Stylistically, Saccomanno’s prose is telegraphic and repetitive. The short sentences, which at times provide nothing more than a subject and a verb (“She blinks, sighs”) and at others not even a verb (“Choppy, their conversation”), serve both to mirror and intensify the monotony of the protagonist’s life. Overall, Labinger’s translation deftly reflects the style, tone, and rhythm of Saccomanno’s prose. At times, however, it falls short. Consider the phrase la melenita castaña a lo garçon, which loses not only the original’s cadence but also its specificity in Labinger’s rendering: “the chestnut-colored hair in a boy cut.” The Spanish melenita, which is the diminutive of melena (mane, long hair) suggests the expression a media melena, which refers to bobbed hair. While the phrase a lo garçon does imply a boyish haircut, Saccomanno’s phrasing is more elegant.

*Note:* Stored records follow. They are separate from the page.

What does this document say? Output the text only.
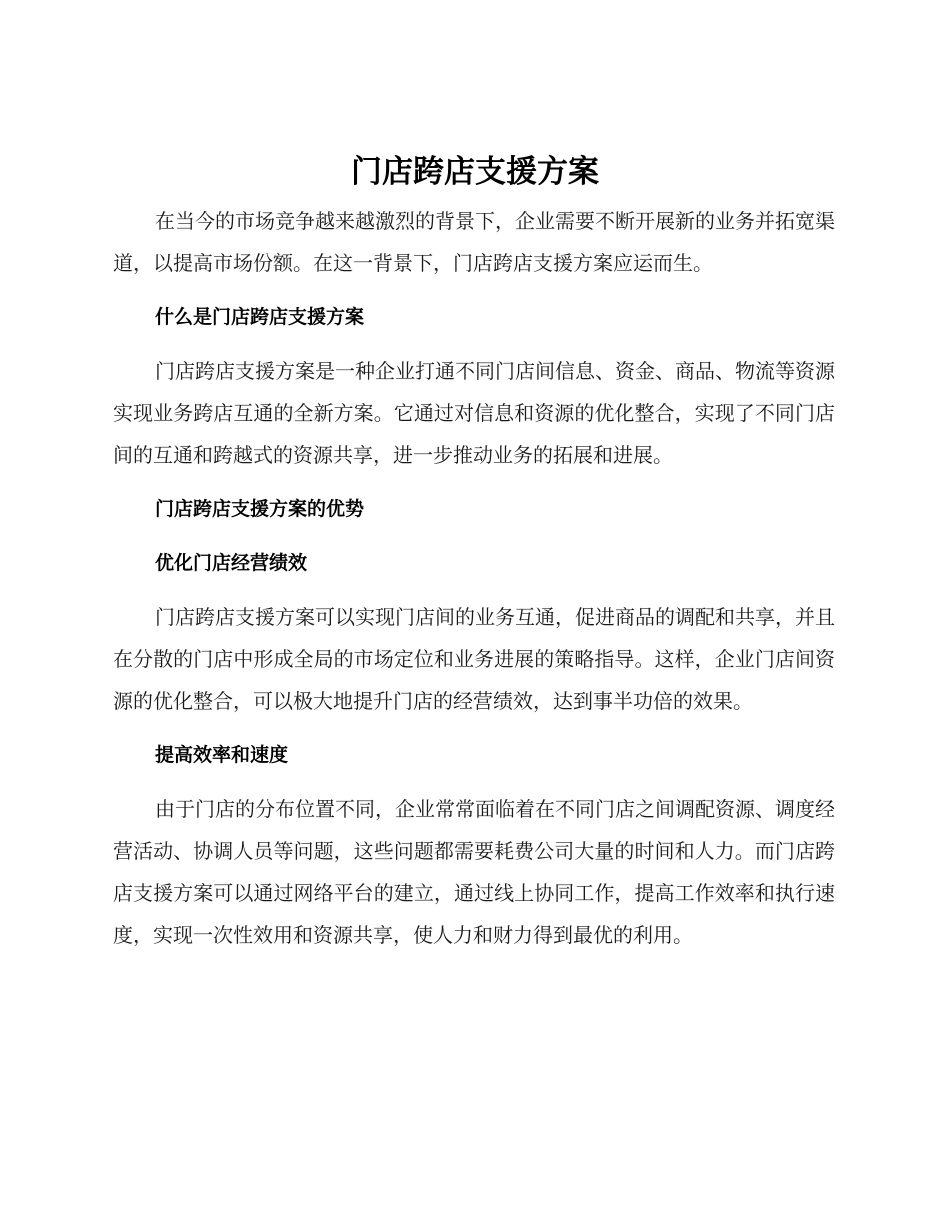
门店跨店支援方案

在当今的市场竞争越来越激烈的背景下，企业需要不断开展新的业务并拓宽渠道，以提高市场份额。在这一背景下，门店跨店支援方案应运而生。

什么是门店跨店支援方案

门店跨店支援方案是一种企业打通不同门店间信息、资金、商品、物流等资源实现业务跨店互通的全新方案。它通过对信息和资源的优化整合，实现了不同门店间的互通和跨越式的资源共享，进一步推动业务的拓展和进展。

门店跨店支援方案的优势
优化门店经营绩效

门店跨店支援方案可以实现门店间的业务互通，促进商品的调配和共享，并且在分散的门店中形成全局的市场定位和业务进展的策略指导。这样，企业门店间资源的优化整合，可以极大地提升门店的经营绩效，达到事半功倍的效果。

提高效率和速度

由于门店的分布位置不同，企业常常面临着在不同门店之间调配资源、调度经营活动、协调人员等问题，这些问题都需要耗费公司大量的时间和人力。而门店跨店支援方案可以通过网络平台的建立，通过线上协同工作，提高工作效率和执行速度，实现一次性效用和资源共享，使人力和财力得到最优的利用。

At times, too, Labinger’s word choices create connotations that diverge from the meanings present in the original. Consider the use of “fool” for baboso. From the word baba, meaning “spittle” or “drool,” the noun baboso occupies a more colloquial, even pejorative, register. Consider, also, the use of lúgubre in this sentence, Los engrajes y su resonancia lúgubre, which Labinger renders as “The gears and their gloomy reverberation.” “Gloomy,” which is generally used to describe a space or emotion, is, at best, an infelicitous choice. In this sentence, Saccomanno uses the higher and more mellifluous lúgubre (mournful, lugubrious) to describe a sound that serves to reinforce the dronelike repetition of the protagonist’s life. Of interest, too, are Labinger’s multiple translations of the word patota, which appears, in both singular and plural forms, seven times, rendered variously as “gang members,” “kids,” “the crowd of kids,” and twice respectively as “the gang” and “the mob.” While patota is polysemic, the meaning seems to be consistent throughout the text. The shift between the anodyne “kids” and the more menacing “gangs” and “mobs” fails to capture the continuity of meaning present in the original. I offer these comments fully aware that each translator reads the text in their own way, and their word choices reflect that reading. My goal here is not to police Labinger’s translation but to point out the often subjective—and complex—nature of translation.
All in all, Labinger’s translation of The Clerk is a welcome addition to the growing collection of Saccomanno novels now available in English. Let us hope, then, that Open Letter brings us other titles in Labinger’s translations.
George Henson
Middlebury Institute of International Studies
* In my review of Saccomanno’s earlier novel, 77, also in Andrea Labinger’s translation, I referenced this novel, which had not yet been translated, and provided a bracketed English translation (The party-liner), as is the custom for untranslated works. The problem is, I read oficinista (clerk) as oficialista (party-liner). I regret the error.